GM Financial and SAIC announce leasing JV in China with a registered capital of $146 mln
Nov. 7 (NBD)-- Many automakers have been digging up ways to boost sales to fight against the downward wave in the auto market.
Late last month, GM Financial ("GMF"), a subsidiary of General Motors, and SAIC announced the establishment of SAIC-GMF Leasing Co., Ltd ("SAIC-GMF"), in a move to capitalize on downstream growth opportunities in automotive financing services in China while providing better, safer and more sustainable mobility solutions to customers.
The registered capital of SAIC-GMF is 1 billion yuan (145.6 million U.S. dollars).

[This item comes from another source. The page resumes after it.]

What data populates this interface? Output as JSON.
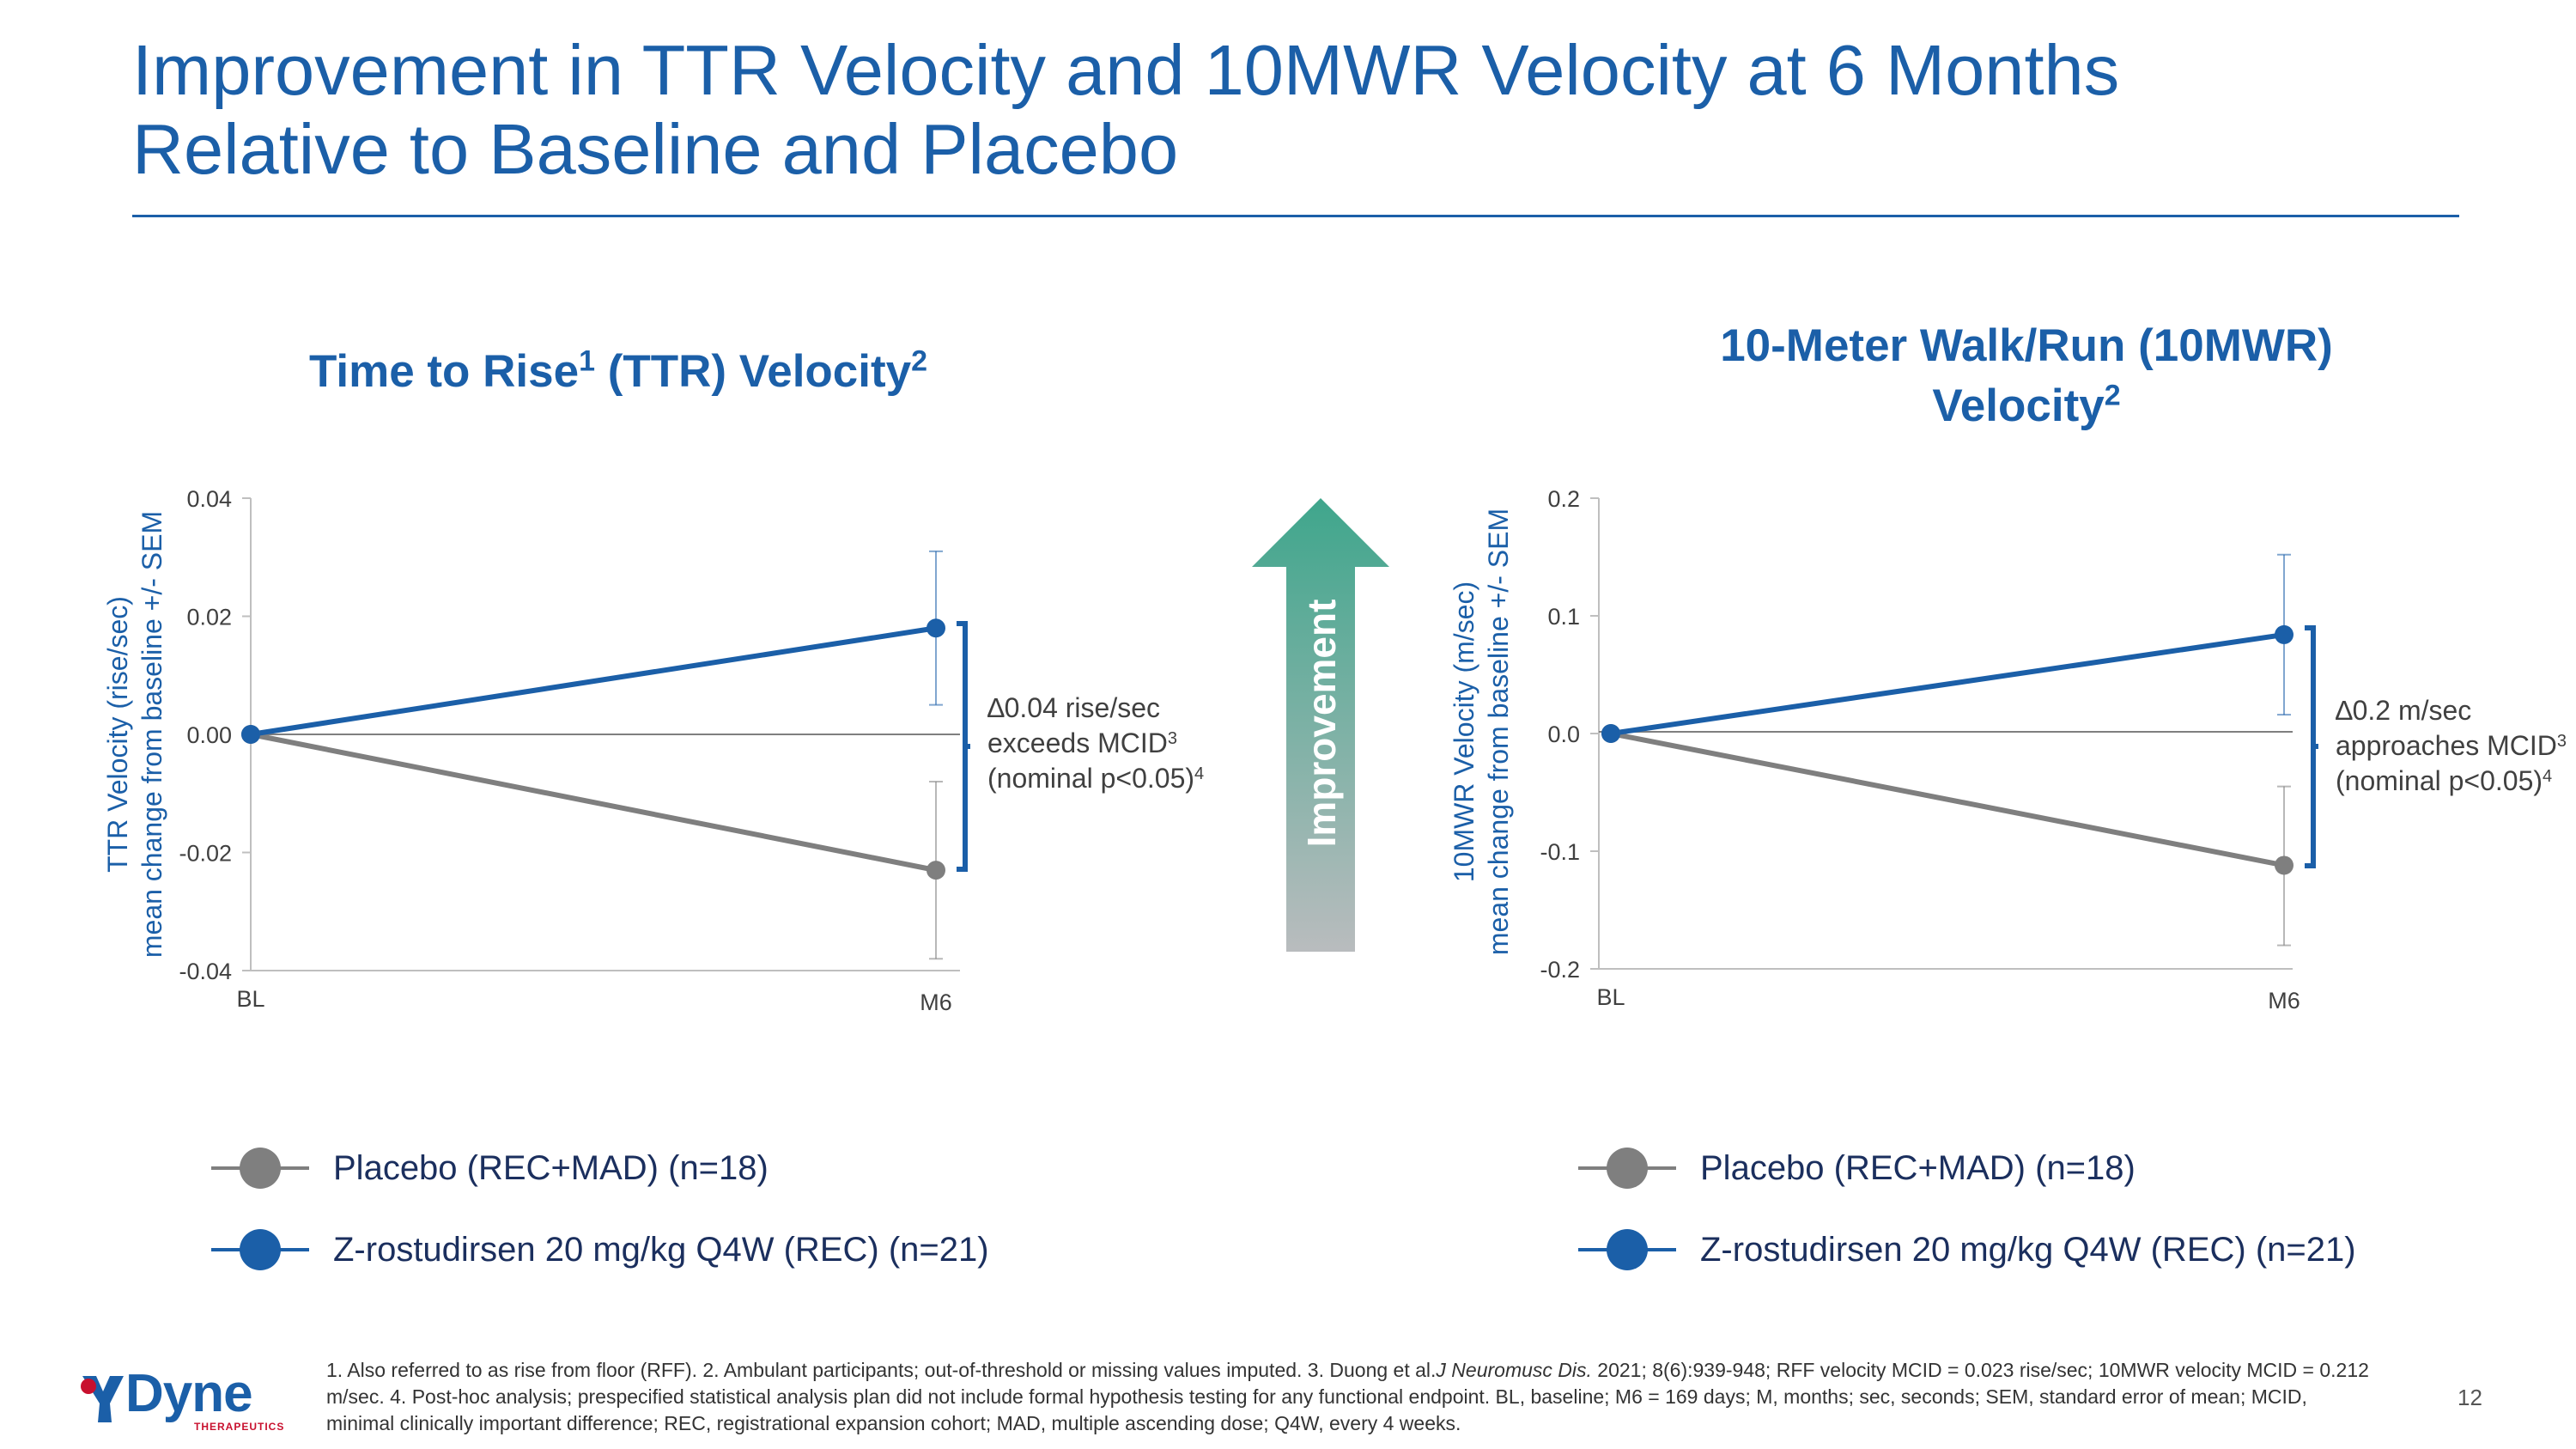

The Shanghai-based joint venture will offer customers in China financial leasing services using vehicles including Buick, Cadillac and Chevrolet models produced by SAIC-GM, with a focus on new energy vehicles.
Financing and leasing are two ways of getting a car on a monthly payment plan. The main difference is that with leasing, a customer doesn't own the car but pays a monthly fee to a leasing company or an automobile dealer for the privilege of driving the car. Customers have the option to either purchase the car or return the car to the lessor when the lease term is up.
With financing, a customer takes out a loan in order to purchase the car and make payments to the financial institution that provides the loan, along with interest. Compared with financing, a lease is more flexible.
In the U.S. where the automobile market is comparatively mature, the penetration rate of vehicle financing reaches 80 percent, whereas the metric of leasing stands at 25-35 percent.
In comparison, although China boasts the world's No. 1 auto market, yet the penetration rates of vehicle financing and leasing are comparatively low, touching 25 percent and 2.5 percent, respectively. With reference to foreign mature markets, auto financing and leasing will enjoy plenty of room for development in the country.
Li Qun, general manager with SAIC-GMF, said to Yicai that many mainstream carmakers in China such as Mercedes-Benz, VW and BMW set up their own car-leasing companies several years ago.
An employee of the vehicle-leasing businesses who is using an assumed name Xiaobai noted that the auto leasing sector didn't develop very fast in the past. On the one hand, as automobile manufacturers had the bull run over the past several years, they didn't put much effort into the car-leasing businesses which can boost sales yet require meticulous operations and high investment, Xiaobai analyzed.
On the other hand, as Xiaobai explained, Internet companies which made inroads into the leasing domain through used-car platforms have advantages in capital and online traffic but lack a closed loop along the industrial chain. For instance, those Internet players can hardly get the best-selling models, and even if they do, they'd bear a comparatively high cost. Besides, when the lease term expires, those enterprises have to deal with matters including valuation and circulation of second-hand cars.
However, as the auto market hits cold water, carmakers are resorting to the car-leasing sector to promote sales, hence faster progress in this field.
Li Qun told Yicai that one important short-term goal of SAIC-GMF is to increase sales of new energy vehicles and traditional fuel-powered vehicles of SAIC-GM. According to Li, SAIC-GMF plans to sell 11,000 vehicles and set up 30 branch offices across China in the year of 2019.
Xiaobai held that carmakers have advantages in car leasing in terms of car source and purchasing price, and the leasing business can promote the used-car business of the carmakers.
Li regarded the management of a used car's residual value as the core competitiveness of the car-leasing business, and hoped to explore further in this respect.